Pranav, 30, was diagnosed with autism as an adult. Before the diagnosis, however, he resorted to astrology to find some mental peace when the stress of existing in a neurotypical society began burning him out. However, unlike Charan, he didn’t find astrology helpful at all. “It was all hocus-pocus, nothing good happened, and I realized if I didn’t seek professional help, I would end up doing something bad,” he says.
Some people with expertise in occult disciplines, too, share Hexdall’s views and understand the boundaries of their discipline. “Sometimes when people come to me with their problems and I realize a therapist should be dealing with it instead of a tarot-reader — I have to carefully, respectfully advise them to seek help there,” S., a Mumbai-based professional tarot-reader, says. However, she mentions coming across tarot-readers who cross that ethical boundary and continue to advise someone who would benefit from mental healthcare instead. It’s important to navigate the “grey areas” carefully — and draw a line recognizing the limitations of tarot, she emphasizes.
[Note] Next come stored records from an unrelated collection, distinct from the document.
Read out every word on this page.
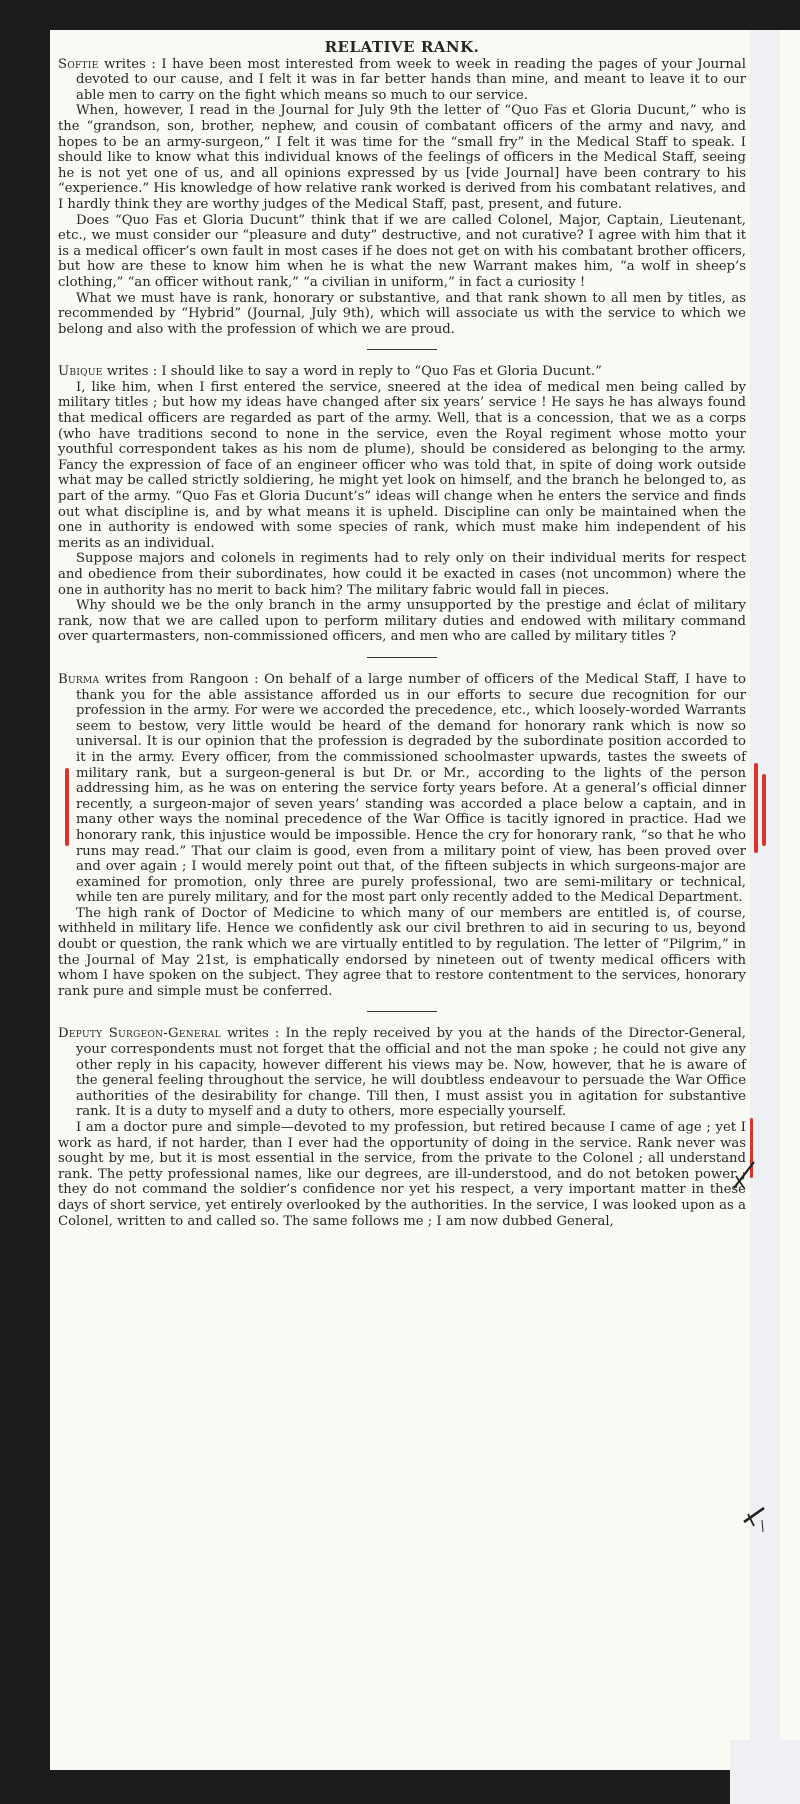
RELATIVE RANK.

Softie writes : I have been most interested from week to week in reading the pages of your Journal devoted to our cause, and I felt it was in far better hands than mine, and meant to leave it to our able men to carry on the fight which means so much to our service.

When, however, I read in the Journal for July 9th the letter of “Quo Fas et Gloria Ducunt,” who is the “grandson, son, brother, nephew, and cousin of combatant officers of the army and navy, and hopes to be an army-surgeon,” I felt it was time for the “small fry” in the Medical Staff to speak. I should like to know what this individual knows of the feelings of officers in the Medical Staff, seeing he is not yet one of us, and all opinions expressed by us [vide Journal] have been contrary to his “experience.” His knowledge of how relative rank worked is derived from his combatant relatives, and I hardly think they are worthy judges of the Medical Staff, past, present, and future.

Does “Quo Fas et Gloria Ducunt” think that if we are called Colonel, Major, Captain, Lieutenant, etc., we must consider our “pleasure and duty” destructive, and not curative? I agree with him that it is a medical officer’s own fault in most cases if he does not get on with his combatant brother officers, but how are these to know him when he is what the new Warrant makes him, “a wolf in sheep’s clothing,” “an officer without rank,” “a civilian in uniform,” in fact a curiosity !

What we must have is rank, honorary or substantive, and that rank shown to all men by titles, as recommended by “Hybrid” (Journal, July 9th), which will associate us with the service to which we belong and also with the profession of which we are proud.

Ubique writes : I should like to say a word in reply to “Quo Fas et Gloria Ducunt.”

I, like him, when I first entered the service, sneered at the idea of medical men being called by military titles ; but how my ideas have changed after six years’ service ! He says he has always found that medical officers are regarded as part of the army. Well, that is a concession, that we as a corps (who have traditions second to none in the service, even the Royal regiment whose motto your youthful correspondent takes as his nom de plume), should be considered as belonging to the army. Fancy the expression of face of an engineer officer who was told that, in spite of doing work outside what may be called strictly soldiering, he might yet look on himself, and the branch he belonged to, as part of the army. “Quo Fas et Gloria Ducunt’s” ideas will change when he enters the service and finds out what discipline is, and by what means it is upheld. Discipline can only be maintained when the one in authority is endowed with some species of rank, which must make him independent of his merits as an individual.

Suppose majors and colonels in regiments had to rely only on their individual merits for respect and obedience from their subordinates, how could it be exacted in cases (not uncommon) where the one in authority has no merit to back him? The military fabric would fall in pieces.

Why should we be the only branch in the army unsupported by the prestige and éclat of military rank, now that we are called upon to perform military duties and endowed with military command over quartermasters, non-commissioned officers, and men who are called by military titles ?

Burma writes from Rangoon : On behalf of a large number of officers of the Medical Staff, I have to thank you for the able assistance afforded us in our efforts to secure due recognition for our profession in the army. For were we accorded the precedence, etc., which loosely-worded Warrants seem to bestow, very little would be heard of the demand for honorary rank which is now so universal. It is our opinion that the profession is degraded by the subordinate position accorded to it in the army. Every officer, from the commissioned schoolmaster upwards, tastes the sweets of military rank, but a surgeon-general is but Dr. or Mr., according to the lights of the person addressing him, as he was on entering the service forty years before. At a general’s official dinner recently, a surgeon-major of seven years’ standing was accorded a place below a captain, and in many other ways the nominal precedence of the War Office is tacitly ignored in practice. Had we honorary rank, this injustice would be impossible. Hence the cry for honorary rank, “so that he who runs may read.” That our claim is good, even from a military point of view, has been proved over and over again ; I would merely point out that, of the fifteen subjects in which surgeons-major are examined for promotion, only three are purely professional, two are semi-military or technical, while ten are purely military, and for the most part only recently added to the Medical Department.

The high rank of Doctor of Medicine to which many of our members are entitled is, of course, withheld in military life. Hence we confidently ask our civil brethren to aid in securing to us, beyond doubt or question, the rank which we are virtually entitled to by regulation. The letter of “Pilgrim,” in the Journal of May 21st, is emphatically endorsed by nineteen out of twenty medical officers with whom I have spoken on the subject. They agree that to restore contentment to the services, honorary rank pure and simple must be conferred.

Deputy Surgeon-General writes : In the reply received by you at the hands of the Director-General, your correspondents must not forget that the official and not the man spoke ; he could not give any other reply in his capacity, however different his views may be. Now, however, that he is aware of the general feeling throughout the service, he will doubtless endeavour to persuade the War Office authorities of the desirability for change. Till then, I must assist you in agitation for substantive rank. It is a duty to myself and a duty to others, more especially yourself.

I am a doctor pure and simple—devoted to my profession, but retired because I came of age ; yet I work as hard, if not harder, than I ever had the opportunity of doing in the service. Rank never was sought by me, but it is most essential in the service, from the private to the Colonel ; all understand rank. The petty professional names, like our degrees, are ill-understood, and do not betoken power ; they do not command the soldier’s confidence nor yet his respect, a very important matter in these days of short service, yet entirely overlooked by the authorities. In the service, I was looked upon as a Colonel, written to and called so. The same follows me ; I am now dubbed General,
Psychologists, on their part, can be cognizant of their patients’ belief systems, rather than being dismissive of occult disciplines completely. Engaging with patients on their pseudoscientific beliefs can “enable the therapist to engage with the patient and speak to them in a way that has a resonance and personal meaning to the patient,” Hokemeyer notes from his clinical experience. While it might not be possible for occult disciplines and psychotherapy to embrace each other, a sense of open-mindedness between practitioners of the disciplines to facilitate better treatment of patients, can, perhaps, benefit mental healthcare — especially as we continue to steer toward a “future that is uncertain and terrifying,” in Hokemeyer’s words.